Nasrallah wies außerdem darauf hin, 99 Computer, die im Zusammenhang mit dem Hariri-Mord Gegenstand von STL-Ermittlungen geworden seien, seien nicht über den libanesischen Flughafen oder Hafen nach Den Haag transportiert worden, sondern hätten zunächst in Israel Station gemacht. Hisbollah liege ein entsprechendes Dokument vor. Man frage sich, warum das geschehen sei, so der Vorsitzende. Das Tribunal habe nie in Richtung einer möglichen israelischen Täterschaft in dem Mordfall ermittelt, obwohl Hisbollah eine Reihe von Hinweisen vorgelegt habe.

Das Tribunal habe einseitig gearbeitet, die Ermittlungen seien nie geheim und unabhängig gewesen, wie es Statuten für UN-Tribunale vorsähen, sagte Nasrallah. Wiederholt seien gezielt Ermittlungsergebnisse an die Presse weitergegeben worden. Ziel der fortgesetzten Indiskretionen sei die Verunglimpfung des »libanesischen Widerstandes« (Hisbollah) gewesen. Den Zeitpunkt, an dem die Anklageschrift dem Libanon übermittelt worden sei, habe das STL mit Absicht gewählt, um der neuen libanesischen Regierung unter Ministerpräsident Najib Mikati zu schaden. Zudem solle ein Konflikt zwischen Schiiten und Sunniten im Land befeuert werden, sagte Nasrallah. Libanon werde nicht in diese Falle tappen.
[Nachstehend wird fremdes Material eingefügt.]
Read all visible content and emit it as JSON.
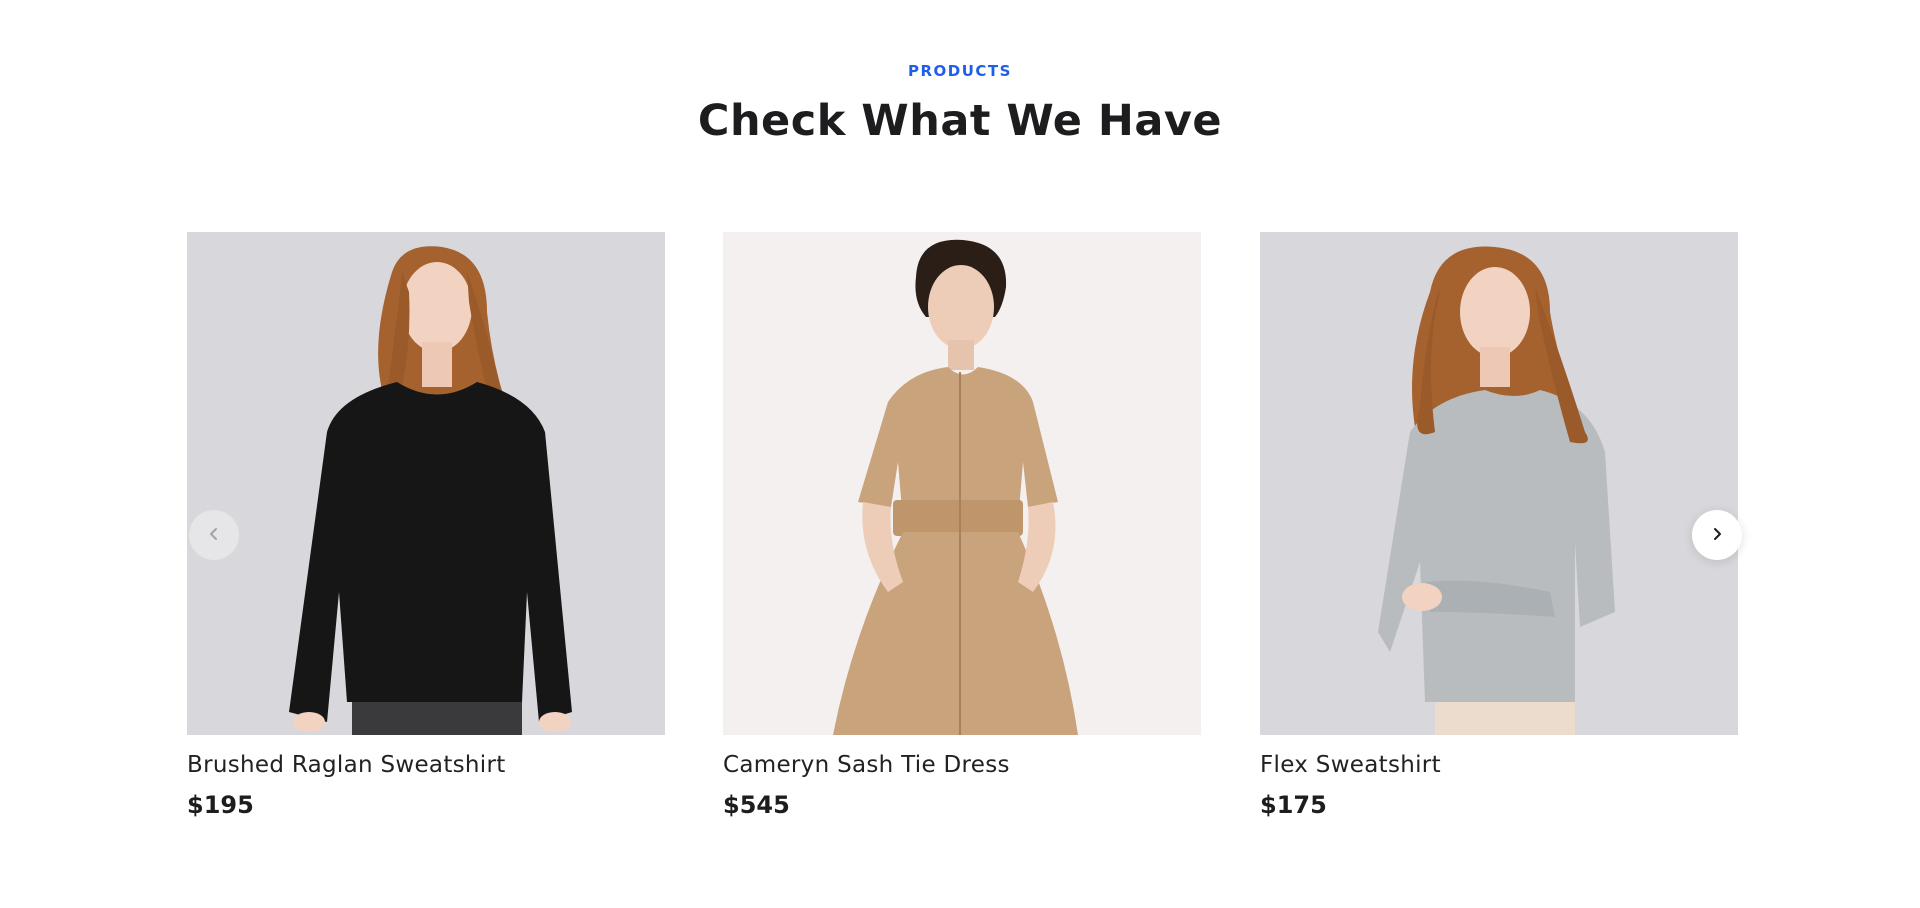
{
  "section": {
    "label": "PRODUCTS",
    "title": "Check What We Have"
  },
  "products": [
    {
      "name": "Brushed Raglan Sweatshirt",
      "price": "$195"
    },
    {
      "name": "Cameryn Sash Tie Dress",
      "price": "$545"
    },
    {
      "name": "Flex Sweatshirt",
      "price": "$175"
    }
  ],
  "carousel": {
    "prev_icon": "chevron-left-icon",
    "next_icon": "chevron-right-icon"
  },
  "colors": {
    "accent": "#1f5ee8",
    "text": "#1d1d1f",
    "photo_bg_grey": "#d8d8dc",
    "photo_bg_light": "#f3f0ef",
    "sweatshirt_black": "#161616",
    "dress_tan": "#c9a37b",
    "sweatshirt_grey": "#b8bcbf",
    "hair_auburn": "#a5622e",
    "skin": "#f2d3c2"
  }
}
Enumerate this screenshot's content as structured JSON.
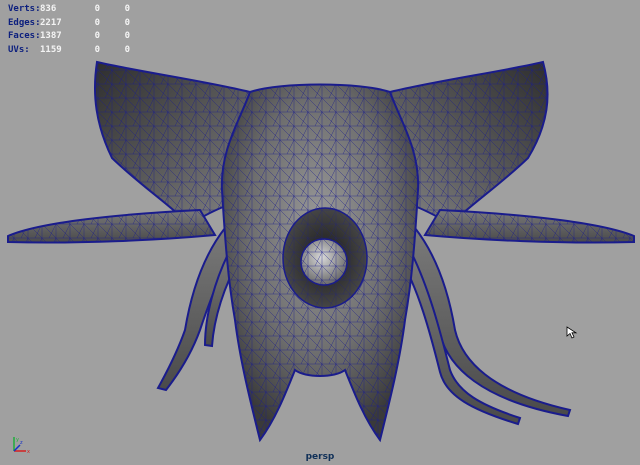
{
  "hud": {
    "rows": [
      {
        "label": "Verts:",
        "total": "836",
        "selected": "0",
        "components": "0"
      },
      {
        "label": "Edges:",
        "total": "2217",
        "selected": "0",
        "components": "0"
      },
      {
        "label": "Faces:",
        "total": "1387",
        "selected": "0",
        "components": "0"
      },
      {
        "label": "UVs:",
        "total": "1159",
        "selected": "0",
        "components": "0"
      }
    ]
  },
  "viewport": {
    "camera": "persp",
    "background": "#a0a0a0",
    "wire_color": "#1a1c8c",
    "shade_color": "#6a6a6a"
  },
  "axis": {
    "x": "x",
    "y": "y",
    "z": "z"
  },
  "icons": {
    "cursor": "pointer-arrow-icon",
    "axis": "view-axis-icon"
  }
}
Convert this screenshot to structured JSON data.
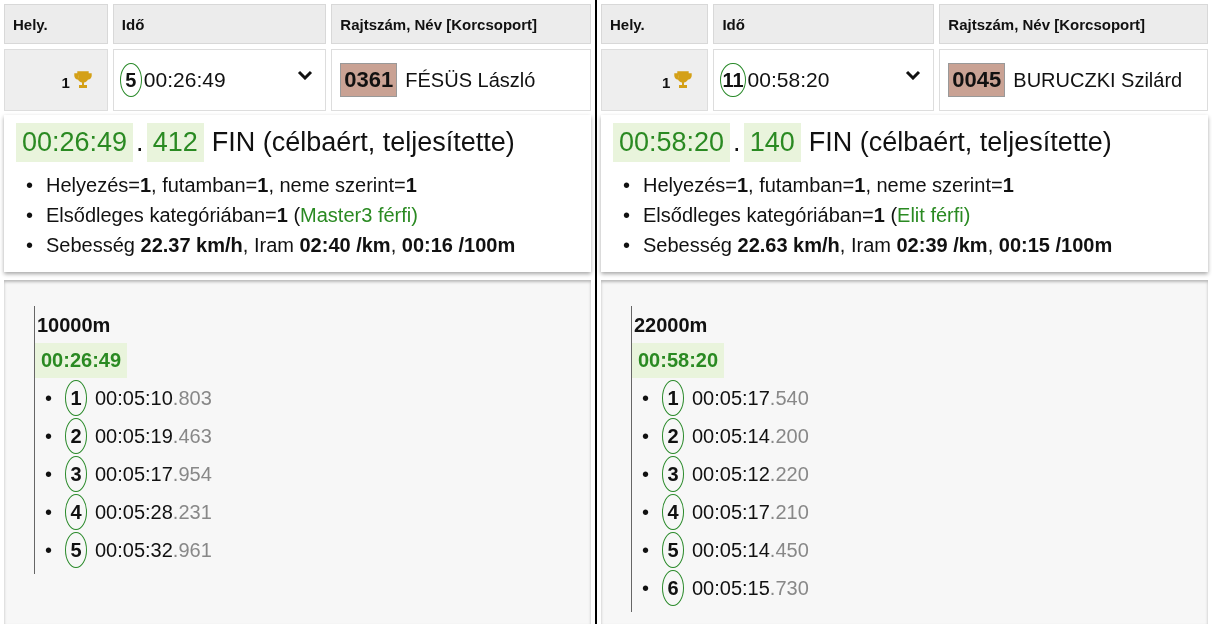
{
  "panels": [
    {
      "columns": [
        "Hely.",
        "Idő",
        "Rajtszám, Név [Korcsoport]"
      ],
      "row": {
        "place": "1",
        "laps": "5",
        "time": "00:26:49",
        "bib": "0361",
        "name": "FÉSÜS László"
      },
      "result": {
        "time": "00:26:49",
        "separator": ".",
        "fraction": "412",
        "status": "FIN (célbaért, teljesítette)",
        "details": [
          {
            "kind": "plain",
            "bullet": "•",
            "text": "Helyezés=**1**, futamban=**1**, neme szerint=**1**"
          },
          {
            "kind": "category",
            "bullet": "•",
            "text": "Elsődleges kategóriában=**1** (",
            "category": "Master3 férfi)"
          },
          {
            "kind": "plain",
            "bullet": "•",
            "text": "Sebesség **22.37 km/h**, Iram **02:40 /km**, **00:16 /100m**"
          }
        ]
      },
      "splits": {
        "distance": "10000m",
        "total": "00:26:49",
        "laps": [
          {
            "bullet": "•",
            "lap": "1",
            "time": "00:05:10",
            "fraction": ".803"
          },
          {
            "bullet": "•",
            "lap": "2",
            "time": "00:05:19",
            "fraction": ".463"
          },
          {
            "bullet": "•",
            "lap": "3",
            "time": "00:05:17",
            "fraction": ".954"
          },
          {
            "bullet": "•",
            "lap": "4",
            "time": "00:05:28",
            "fraction": ".231"
          },
          {
            "bullet": "•",
            "lap": "5",
            "time": "00:05:32",
            "fraction": ".961"
          }
        ]
      }
    },
    {
      "columns": [
        "Hely.",
        "Idő",
        "Rajtszám, Név [Korcsoport]"
      ],
      "row": {
        "place": "1",
        "laps": "11",
        "time": "00:58:20",
        "bib": "0045",
        "name": "BURUCZKI Szilárd"
      },
      "result": {
        "time": "00:58:20",
        "separator": ".",
        "fraction": "140",
        "status": "FIN (célbaért, teljesítette)",
        "details": [
          {
            "kind": "plain",
            "bullet": "•",
            "text": "Helyezés=**1**, futamban=**1**, neme szerint=**1**"
          },
          {
            "kind": "category",
            "bullet": "•",
            "text": "Elsődleges kategóriában=**1** (",
            "category": "Elit férfi)"
          },
          {
            "kind": "plain",
            "bullet": "•",
            "text": "Sebesség **22.63 km/h**, Iram **02:39 /km**, **00:15 /100m**"
          }
        ]
      },
      "splits": {
        "distance": "22000m",
        "total": "00:58:20",
        "laps": [
          {
            "bullet": "•",
            "lap": "1",
            "time": "00:05:17",
            "fraction": ".540"
          },
          {
            "bullet": "•",
            "lap": "2",
            "time": "00:05:14",
            "fraction": ".200"
          },
          {
            "bullet": "•",
            "lap": "3",
            "time": "00:05:12",
            "fraction": ".220"
          },
          {
            "bullet": "•",
            "lap": "4",
            "time": "00:05:17",
            "fraction": ".210"
          },
          {
            "bullet": "•",
            "lap": "5",
            "time": "00:05:14",
            "fraction": ".450"
          },
          {
            "bullet": "•",
            "lap": "6",
            "time": "00:05:15",
            "fraction": ".730"
          }
        ]
      }
    }
  ]
}
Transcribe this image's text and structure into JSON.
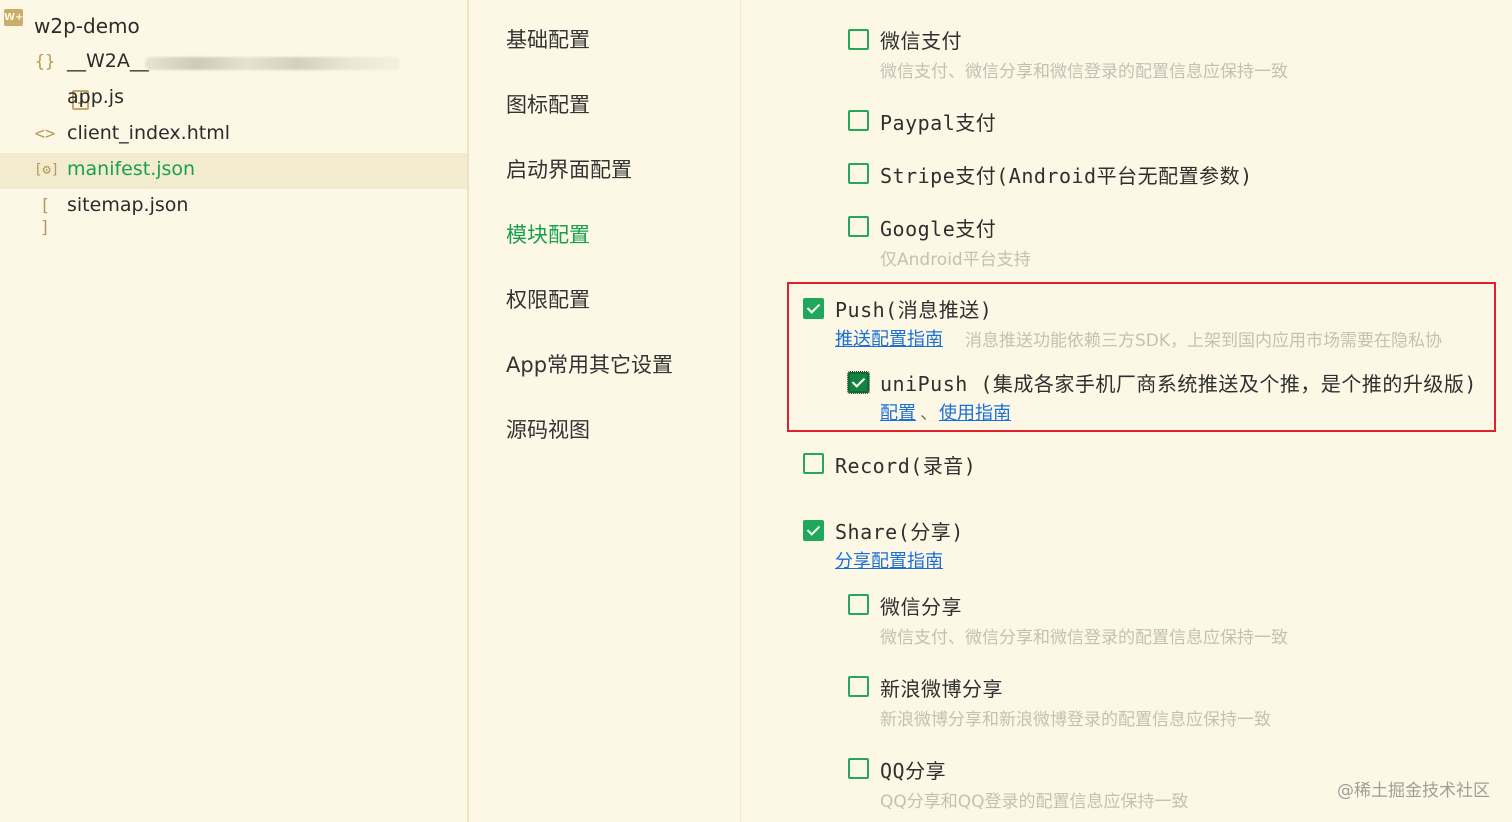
{
  "file_tree": {
    "root": {
      "label": "w2p-demo",
      "icon": "project-icon"
    },
    "items": [
      {
        "icon_glyph": "{}",
        "icon_name": "braces-icon",
        "label": "__W2A__",
        "selected": false
      },
      {
        "icon_glyph": "",
        "icon_name": "js-file-icon",
        "label": "app.js",
        "selected": false
      },
      {
        "icon_glyph": "<>",
        "icon_name": "html-tag-icon",
        "label": "client_index.html",
        "selected": false
      },
      {
        "icon_glyph": "[⚙]",
        "icon_name": "gear-file-icon",
        "label": "manifest.json",
        "selected": true
      },
      {
        "icon_glyph": "[ ]",
        "icon_name": "brackets-icon",
        "label": "sitemap.json",
        "selected": false
      }
    ]
  },
  "config_nav": {
    "items": [
      {
        "label": "基础配置",
        "active": false
      },
      {
        "label": "图标配置",
        "active": false
      },
      {
        "label": "启动界面配置",
        "active": false
      },
      {
        "label": "模块配置",
        "active": true
      },
      {
        "label": "权限配置",
        "active": false
      },
      {
        "label": "App常用其它设置",
        "active": false
      },
      {
        "label": "源码视图",
        "active": false
      }
    ]
  },
  "modules": {
    "wechat_pay": {
      "label": "微信支付",
      "desc": "微信支付、微信分享和微信登录的配置信息应保持一致",
      "checked": false
    },
    "paypal_pay": {
      "label": "Paypal支付",
      "checked": false
    },
    "stripe_pay": {
      "label": "Stripe支付(Android平台无配置参数)",
      "checked": false
    },
    "google_pay": {
      "label": "Google支付",
      "desc": "仅Android平台支持",
      "checked": false
    },
    "push": {
      "label": "Push(消息推送)",
      "link": "推送配置指南",
      "desc": "消息推送功能依赖三方SDK，上架到国内应用市场需要在隐私协",
      "checked": true
    },
    "unipush": {
      "label": "uniPush (集成各家手机厂商系统推送及个推，是个推的升级版)",
      "link_config": "配置",
      "separator": "、",
      "link_guide": "使用指南",
      "checked": true
    },
    "record": {
      "label": "Record(录音)",
      "checked": false
    },
    "share": {
      "label": "Share(分享)",
      "link": "分享配置指南",
      "checked": true
    },
    "wechat_share": {
      "label": "微信分享",
      "desc": "微信支付、微信分享和微信登录的配置信息应保持一致",
      "checked": false
    },
    "weibo_share": {
      "label": "新浪微博分享",
      "desc": "新浪微博分享和新浪微博登录的配置信息应保持一致",
      "checked": false
    },
    "qq_share": {
      "label": "QQ分享",
      "desc": "QQ分享和QQ登录的配置信息应保持一致",
      "checked": false
    }
  },
  "watermark": "@稀土掘金技术社区",
  "colors": {
    "background": "#fdf8e6",
    "accent_green": "#18a04e",
    "checkbox_green": "#1fa85a",
    "link_blue": "#1a6fd6",
    "highlight_red": "#e0202a"
  }
}
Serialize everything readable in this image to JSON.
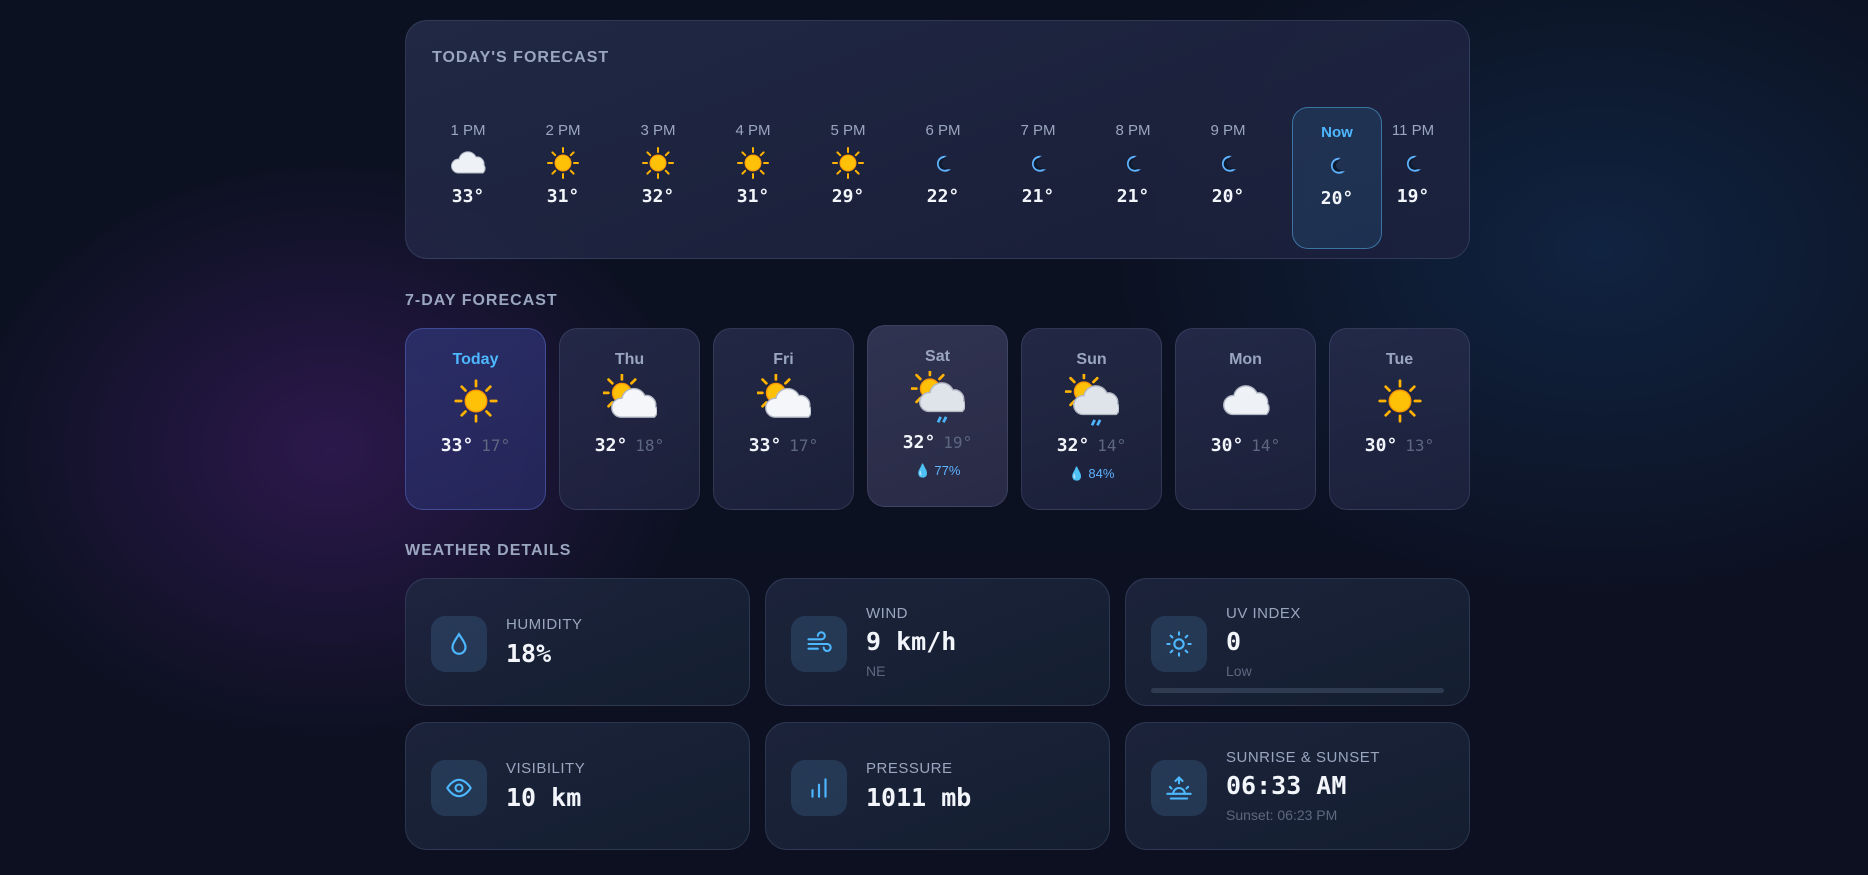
{
  "today": {
    "title": "TODAY'S FORECAST",
    "hours": [
      {
        "time": "1 PM",
        "icon": "cloud-icon",
        "temp": "33°"
      },
      {
        "time": "2 PM",
        "icon": "sun-icon",
        "temp": "31°"
      },
      {
        "time": "3 PM",
        "icon": "sun-icon",
        "temp": "32°"
      },
      {
        "time": "4 PM",
        "icon": "sun-icon",
        "temp": "31°"
      },
      {
        "time": "5 PM",
        "icon": "sun-icon",
        "temp": "29°"
      },
      {
        "time": "6 PM",
        "icon": "moon-icon",
        "temp": "22°"
      },
      {
        "time": "7 PM",
        "icon": "moon-icon",
        "temp": "21°"
      },
      {
        "time": "8 PM",
        "icon": "moon-icon",
        "temp": "21°"
      },
      {
        "time": "9 PM",
        "icon": "moon-icon",
        "temp": "20°"
      },
      {
        "time": "Now",
        "icon": "moon-icon",
        "temp": "20°"
      },
      {
        "time": "11 PM",
        "icon": "moon-icon",
        "temp": "19°"
      }
    ]
  },
  "week": {
    "title": "7-DAY FORECAST",
    "days": [
      {
        "day": "Today",
        "icon": "sun-icon",
        "high": "33°",
        "low": "17°",
        "rain": ""
      },
      {
        "day": "Thu",
        "icon": "partly-cloudy-icon",
        "high": "32°",
        "low": "18°",
        "rain": ""
      },
      {
        "day": "Fri",
        "icon": "partly-cloudy-icon",
        "high": "33°",
        "low": "17°",
        "rain": ""
      },
      {
        "day": "Sat",
        "icon": "rain-cloud-icon",
        "high": "32°",
        "low": "19°",
        "rain": "77%"
      },
      {
        "day": "Sun",
        "icon": "rain-cloud-icon",
        "high": "32°",
        "low": "14°",
        "rain": "84%"
      },
      {
        "day": "Mon",
        "icon": "cloud-icon",
        "high": "30°",
        "low": "14°",
        "rain": ""
      },
      {
        "day": "Tue",
        "icon": "sun-icon",
        "high": "30°",
        "low": "13°",
        "rain": ""
      }
    ]
  },
  "details": {
    "title": "WEATHER DETAILS",
    "humidity": {
      "label": "HUMIDITY",
      "value": "18%"
    },
    "wind": {
      "label": "WIND",
      "value": "9 km/h",
      "sub": "NE"
    },
    "uv": {
      "label": "UV INDEX",
      "value": "0",
      "sub": "Low",
      "level": 0
    },
    "visibility": {
      "label": "VISIBILITY",
      "value": "10 km"
    },
    "pressure": {
      "label": "PRESSURE",
      "value": "1011 mb"
    },
    "sun": {
      "label": "SUNRISE & SUNSET",
      "value": "06:33 AM",
      "sub": "Sunset: 06:23 PM"
    }
  },
  "colors": {
    "accent": "#4db8ff",
    "sun": "#ffc107",
    "rain": "#5fb3ff"
  }
}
Der einzige Verlierer der unprofessionellen Arbeit des UN-Sondertribunals sei Rafik Hariri.

Zeitgleich mit der Übergabe der Anklageschrift stellte der oberste »Terroristenjäger« der USA, John Brennan, an der Johns Hopkins Universität Baltimore die neue nationale Antiterrorstrategie vor. Die »Terrororganisationen« Hisbollah und Hamas bedrohten weiterhin Israel und die US-Interessen im Mittleren Osten, betonte Brennan. Iran und Syrien »bleiben die führenden Staaten, die den Terrorismus unterstützen«. Die USA werde ihr »volles Arsenal außenpolitischer Maßnahmen« einsetzen, um »diese Staaten und Terrororganisationen davon abzuhalten, unsere nationale Sicherheit zu gefährden«. Eine dieser Maßnahmen ist nach Auskunft von US-Außenministerin Hillary Clinton die Finanzierung und Unterstützung ausgewählter syrischer Oppositioneller bei den aktuellen Auseinandersetzungen im Land.